Arquitetura hostil em Ponta Grossa: cidade para quem?

 

Mesmo com lei que proíbe, é comum encontrar locais com elementos urbanos que impedem uso público

Gradil, pontas de metal, bancos com divisórias, blocos de concretos e cercas: esses são alguns dos elementos urbanos criados para evitar a circulação,  permanência e o uso público de determinados espaços, principalmente para pessoas em situação de rua. Esse conjunto de técnicas, medidas e construções é chamado de arquitetura hostil. O Estatuto das Cidades, a lei Padre Júlio Lancellotti nº 14.489/2022, proíbe esse tipo de construção e estabelece a retirada dessas estruturas. 

Em Ponta Grossa, são encontrados exemplos em vários pontos da região central e do comércio, como no Clube Ponta Lagoa, localizado na rua Marechal Deodoro da Fonseca; no Banco Itaú, na rua Dr. Colares, nos Correios, que fica na rua Augusto Ribas, entre outros locais. 

Clube Ponta Lagoa Foto: Pietra Gasparini

A arquitetura hostil não afeta apenas pessoas que estão em situação de rua, mas também dificulta a acessibilidade de todos que fazem uso dos ambientes públicos, tornando a cidade excludente. Situações do cotidiano são  impactadas por esses elementos hostis, como explica a professora do curso de Arquitetura e Urbanismo da Unicesumar, Andressa Woytowicz Ferrari. 

“Em paradas de ônibus, por exemplo, a falta bancos para evitar a longa permanência de pessoas em situação de rua impede o descanso de pessoas idosas, mães com crianças, ou qualquer um que precise deste apoio”, pontua, complementando que mesmo elementos que inicialmente não são julgados como hostis, como muros altos de condomínios residenciais, retratam hostilidade e são sinais claros de segregação social que dividem  e tornam os espaços públicos impessoais. 

A professora ressalta que a arquitetura hostil não é apenas um aspecto físico, mas um problema social, econômico e político que precisa ser analisado de forma mais profunda. “A arquitetura hostil leva a sociedade a normalizar a hostilidade, pensar que é algo natural e que podemos ser cada vez menos empáticos uns com os outros”. Por isso, ela entende que os espaços públicos precisam ser pensados para todos, para que a segregação social seja evitada e combatida.  

De acordo com a defensora pública e vice-presidente da Associação dos Defensores Públicos do Paraná (ADEPAR), Ingrid Lima, o objetivo dessas construções hostis é afastar a população em situação de rua dos espaços comuns, e isso se caracteriza como aporofobia, um conceito para designar a aversão a pobres. “A aporofobia está totalmente ligada a políticas públicas que excluem as pessoas em razão da sua condição de pobreza. O intuito dessas construções é que essas pessoas não sejam vistas e sejam cada vez mais afastadas dos locais de convívio da comunidade”, afirma.

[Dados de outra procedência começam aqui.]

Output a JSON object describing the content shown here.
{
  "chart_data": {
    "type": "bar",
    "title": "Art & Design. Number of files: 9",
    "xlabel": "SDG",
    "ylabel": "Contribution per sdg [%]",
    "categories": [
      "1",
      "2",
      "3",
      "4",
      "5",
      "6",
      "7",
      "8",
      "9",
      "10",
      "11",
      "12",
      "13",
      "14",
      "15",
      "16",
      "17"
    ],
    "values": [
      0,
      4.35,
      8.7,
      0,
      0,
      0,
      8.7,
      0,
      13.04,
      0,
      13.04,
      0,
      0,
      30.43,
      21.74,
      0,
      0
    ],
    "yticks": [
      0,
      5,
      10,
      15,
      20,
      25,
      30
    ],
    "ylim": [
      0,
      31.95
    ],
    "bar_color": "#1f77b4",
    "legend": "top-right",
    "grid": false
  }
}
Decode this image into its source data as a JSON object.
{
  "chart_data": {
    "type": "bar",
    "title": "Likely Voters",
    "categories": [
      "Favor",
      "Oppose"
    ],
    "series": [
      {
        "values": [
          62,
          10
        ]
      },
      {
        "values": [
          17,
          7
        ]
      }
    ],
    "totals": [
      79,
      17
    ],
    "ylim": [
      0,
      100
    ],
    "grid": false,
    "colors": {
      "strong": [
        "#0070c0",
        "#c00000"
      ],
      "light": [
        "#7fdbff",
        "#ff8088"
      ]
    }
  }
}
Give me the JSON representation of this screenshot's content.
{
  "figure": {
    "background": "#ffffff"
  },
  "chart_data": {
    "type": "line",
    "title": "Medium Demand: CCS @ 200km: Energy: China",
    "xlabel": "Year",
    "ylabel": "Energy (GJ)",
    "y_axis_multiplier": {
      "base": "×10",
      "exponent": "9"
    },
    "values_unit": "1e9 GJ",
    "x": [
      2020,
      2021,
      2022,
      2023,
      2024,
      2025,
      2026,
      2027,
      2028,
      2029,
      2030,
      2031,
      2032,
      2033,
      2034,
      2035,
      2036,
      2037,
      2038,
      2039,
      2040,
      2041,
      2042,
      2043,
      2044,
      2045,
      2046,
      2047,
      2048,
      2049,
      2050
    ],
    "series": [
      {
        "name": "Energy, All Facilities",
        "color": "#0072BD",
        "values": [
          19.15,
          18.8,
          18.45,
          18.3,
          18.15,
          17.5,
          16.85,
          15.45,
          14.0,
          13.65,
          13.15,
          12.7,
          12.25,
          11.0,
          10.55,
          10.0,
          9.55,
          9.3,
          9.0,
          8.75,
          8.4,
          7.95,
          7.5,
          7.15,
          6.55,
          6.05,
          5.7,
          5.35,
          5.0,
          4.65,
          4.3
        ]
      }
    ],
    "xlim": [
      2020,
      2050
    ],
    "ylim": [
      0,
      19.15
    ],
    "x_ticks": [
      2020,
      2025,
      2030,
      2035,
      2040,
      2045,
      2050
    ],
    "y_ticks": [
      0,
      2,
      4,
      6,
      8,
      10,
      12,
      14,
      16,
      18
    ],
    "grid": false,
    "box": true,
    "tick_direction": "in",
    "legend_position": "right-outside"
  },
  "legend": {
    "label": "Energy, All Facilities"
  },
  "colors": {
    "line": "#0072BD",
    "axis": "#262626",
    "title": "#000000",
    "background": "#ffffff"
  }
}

A profissional cita o programa Moradia Primeiro como uma das soluções efetivas para que o número de pessoas em situação de rua diminua. O projeto é uma iniciativa do governo federal baseado no modelo Housing First (Casa Primeiro),  originalmente desenvolvido nos Estados Unidos, e que atualmente possui dois projetos pilotos no Brasil: um em Curitiba, no Paraná, e outro em Porto Alegre, no Rio Grande do Sul. 

Com a proposta de oferta de moradia, o projeto conta com serviço de assistência social e saúde. Além disso, propõe que essas pessoas sejam acompanhadas por equipes multidisciplinares para que possam se restabelecer. Em Ponta Grossa, existe o Ministério Melhor Viver que busca o acolhimento e ressocialização de pessoas em situação de rua, visando restaurar a dignidade através da oferta de oportunidades. 

De acordo com dados do Observatório Nacional dos Direitos Humanos, em 2023, foram registradas 570 pessoas em situação de rua em Ponta Grossa. Segundo Ingrid Lima, para que essa situação seja resolvida, a construção de políticas públicas efetivas que envolvam áreas sociais básicas, como saúde, educação, e emprego são fundamentais. 

 

A defensora pública ressalta que a sociedade precisa compreender que existem inúmeras vulnerabilidade além da pobreza, como vínculos familiares interrompidos e questões de saúde. Ao entender isso e construir essas políticas públicas, é possível ter um olhar mais humanizado para essa população.